As I said, that’s where we are. That’s what communication teams should expect.

PRNEWS: Is the PR tech market similar to the 1 percent scenario? The 1 percent is huge companies and large PR firms that can afford to have custom-built tools. The 99 percent is everyone else, forced to use free or low-capability tools. 

O’Neal: I think that was the state of the industry for a while. But over the last several years, technology has been liberated, democratized. We, like other companies, have custom-built solutions and also technology for other segments of the industry.

PRNEWS: So, when PR pros claim they lack the resources to measure, it’s not a legitimate claim?

O’Neal: No, it’s not.

PRNEWS: Are PR pros measuring and using analytics more as a result of the uncertainty for business during the first years of the pandemic?

O’Neal: Yes, but. It’s the pandemic, but also a number of other factors that have presented during this unique period.

PRNEWS: Such as?

O’Neal: Major political events, runaway inflation, stock market volatility. So, there’s a lot more noise in the media and there’s a need for PR teams to sift through the noise so they can make sense of, monitor and influence what’s happening around topics that matter to them. And, yes, as you say, uncertainty in the pandemic has raised the stakes for a lot of companies…and a lot went out of business.

PRNEWS: What trends do you see in media relations?

O’Neal: This is so important. As you’ve written, we’ve seen a hyper-shift in media fragmentation. Today a blogger might be the journalist a brand needs to track the most. And there are thousands of blogs starting every day. The PR’s pro’s job was hard before this fragmentation. It’s harder now.

Today the media relations pro has to figure out who of the millions of journalists out there can help us the most. Who should I even be talking to? The concept of the staff reporter [with one central beat] seems to be fading away. And journalists are under more pressure. So, your media relations workflow tools today require technology that is as sophisticated as what’s in your PR analytics [solutions].

PRNEWS: You’re part of a merger of three companies. Is this a way of addressing the need of offering many solutions on a single tool with one login?

O’Neal: Yes, the market has told us a unified solution is valuable. And we’re not the first, of course, to have a quote-unquote complete solution.

But the biggest benefits are not simply operational. Yes, a single login is operational and it’s valuable.
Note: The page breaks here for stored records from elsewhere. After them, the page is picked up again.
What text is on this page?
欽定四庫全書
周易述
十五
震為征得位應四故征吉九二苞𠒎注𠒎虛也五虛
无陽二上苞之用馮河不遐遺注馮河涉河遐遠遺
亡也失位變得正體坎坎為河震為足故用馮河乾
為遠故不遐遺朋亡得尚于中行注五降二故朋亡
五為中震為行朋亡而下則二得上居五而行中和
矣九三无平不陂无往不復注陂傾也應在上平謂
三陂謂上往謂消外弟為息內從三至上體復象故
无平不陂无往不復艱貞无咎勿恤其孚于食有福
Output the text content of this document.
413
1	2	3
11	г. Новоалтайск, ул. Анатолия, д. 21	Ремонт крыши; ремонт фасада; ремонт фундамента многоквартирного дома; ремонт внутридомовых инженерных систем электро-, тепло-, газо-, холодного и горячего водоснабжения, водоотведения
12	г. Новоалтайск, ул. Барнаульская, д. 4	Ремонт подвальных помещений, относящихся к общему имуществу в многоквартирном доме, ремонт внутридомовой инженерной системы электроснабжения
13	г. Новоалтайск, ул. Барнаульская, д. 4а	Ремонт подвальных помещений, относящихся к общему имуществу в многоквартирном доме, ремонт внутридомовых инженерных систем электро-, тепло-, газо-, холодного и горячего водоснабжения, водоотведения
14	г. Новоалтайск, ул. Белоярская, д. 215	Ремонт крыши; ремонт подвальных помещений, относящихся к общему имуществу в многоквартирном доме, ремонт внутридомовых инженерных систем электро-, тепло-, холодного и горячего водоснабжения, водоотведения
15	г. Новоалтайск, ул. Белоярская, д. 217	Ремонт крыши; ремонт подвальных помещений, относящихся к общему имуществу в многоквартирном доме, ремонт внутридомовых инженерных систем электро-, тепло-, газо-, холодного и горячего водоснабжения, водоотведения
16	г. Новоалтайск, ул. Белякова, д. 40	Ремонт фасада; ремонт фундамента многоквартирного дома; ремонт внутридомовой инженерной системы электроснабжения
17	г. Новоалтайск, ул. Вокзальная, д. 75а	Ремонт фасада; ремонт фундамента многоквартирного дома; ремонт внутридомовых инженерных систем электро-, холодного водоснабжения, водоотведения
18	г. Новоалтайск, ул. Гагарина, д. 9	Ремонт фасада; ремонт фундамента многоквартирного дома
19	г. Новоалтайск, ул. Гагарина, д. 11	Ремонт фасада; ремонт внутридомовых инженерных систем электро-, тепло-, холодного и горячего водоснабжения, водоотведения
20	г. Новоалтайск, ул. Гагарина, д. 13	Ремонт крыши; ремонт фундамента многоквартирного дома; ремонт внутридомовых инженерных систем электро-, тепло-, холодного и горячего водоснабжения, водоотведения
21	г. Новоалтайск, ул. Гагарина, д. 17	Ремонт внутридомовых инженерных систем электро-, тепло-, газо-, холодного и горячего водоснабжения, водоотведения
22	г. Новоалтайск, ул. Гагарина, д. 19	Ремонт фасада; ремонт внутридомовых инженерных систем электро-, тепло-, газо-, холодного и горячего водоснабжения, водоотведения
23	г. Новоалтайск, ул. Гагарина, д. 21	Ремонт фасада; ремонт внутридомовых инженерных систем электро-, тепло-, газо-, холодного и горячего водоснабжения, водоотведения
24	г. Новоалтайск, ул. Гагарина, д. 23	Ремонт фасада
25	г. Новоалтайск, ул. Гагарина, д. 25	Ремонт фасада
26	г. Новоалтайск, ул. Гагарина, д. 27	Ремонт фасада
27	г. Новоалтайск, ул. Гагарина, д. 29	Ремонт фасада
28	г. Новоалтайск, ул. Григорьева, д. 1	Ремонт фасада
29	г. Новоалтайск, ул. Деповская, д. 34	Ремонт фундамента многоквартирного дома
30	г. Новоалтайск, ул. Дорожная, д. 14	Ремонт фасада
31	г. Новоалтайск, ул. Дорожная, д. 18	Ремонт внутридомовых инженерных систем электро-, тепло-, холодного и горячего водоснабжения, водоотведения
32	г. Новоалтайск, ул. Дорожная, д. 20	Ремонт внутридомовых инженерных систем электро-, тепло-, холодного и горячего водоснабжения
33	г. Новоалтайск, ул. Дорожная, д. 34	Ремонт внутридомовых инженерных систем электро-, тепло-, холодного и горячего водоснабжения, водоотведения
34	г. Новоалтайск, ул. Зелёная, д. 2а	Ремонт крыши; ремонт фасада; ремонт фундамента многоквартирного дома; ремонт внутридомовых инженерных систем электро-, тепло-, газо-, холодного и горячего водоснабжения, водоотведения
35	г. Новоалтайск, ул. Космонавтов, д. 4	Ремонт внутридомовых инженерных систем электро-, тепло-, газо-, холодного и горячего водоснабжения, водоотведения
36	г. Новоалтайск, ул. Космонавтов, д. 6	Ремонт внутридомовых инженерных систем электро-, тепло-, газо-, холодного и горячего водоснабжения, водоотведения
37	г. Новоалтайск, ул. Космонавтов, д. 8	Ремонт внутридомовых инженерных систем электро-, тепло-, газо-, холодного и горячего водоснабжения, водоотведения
So, to some degree the market is saying, ‘Hey, simplification is beneficial.’ But [the merger’s] biggest benefit is the unification of the data itself.

Having the ability to join the earned, owned and social media insights in a way that provides a PR team with a more complete view of how their brand and certain topics are being covered and engaged with [is critical].

PRN: So, it’s like a holistic sentiment analysis?

 O’Neal: It’s a joining of data sets into a meta data set with more abstract insights that cut across everything. So, it’s really the wider, deeper insights that are the value.

PRN: So, what can you tell the PR pro now with the unification of data that you couldn’t before?

O’Neal: If a PR team wanted a combination of really advanced impact metrics, like PR Attribution…

PRN: Which basically is the bottom of the funnel, ie, which pieces of media led to actions, such as downloading information and converting leads to sales?

O’Neal: Yes. So, say they wanted [PR attribution] and an integrated media relations workflow where they could not only see what media is driving sales for their brand, but also wanted to act on it. So, which publications and which journalists were behind the performance and run a campaign for [those journalists] and build a relationship with them. Those two workflows were not joined previously.

PRN: And PRgloo brings that media relations workflow tool?

O’Neal: Right. So, you can action on that data in a seamless way versus having to procure multiple solutions and have the data in the insights not be joined up.

When the data is not directly joined up it’s a little inefficient. You have to, as you said, use multiple logins and toggle back and forth between systems. And then there’s also data loss. You actually lose visibility into things.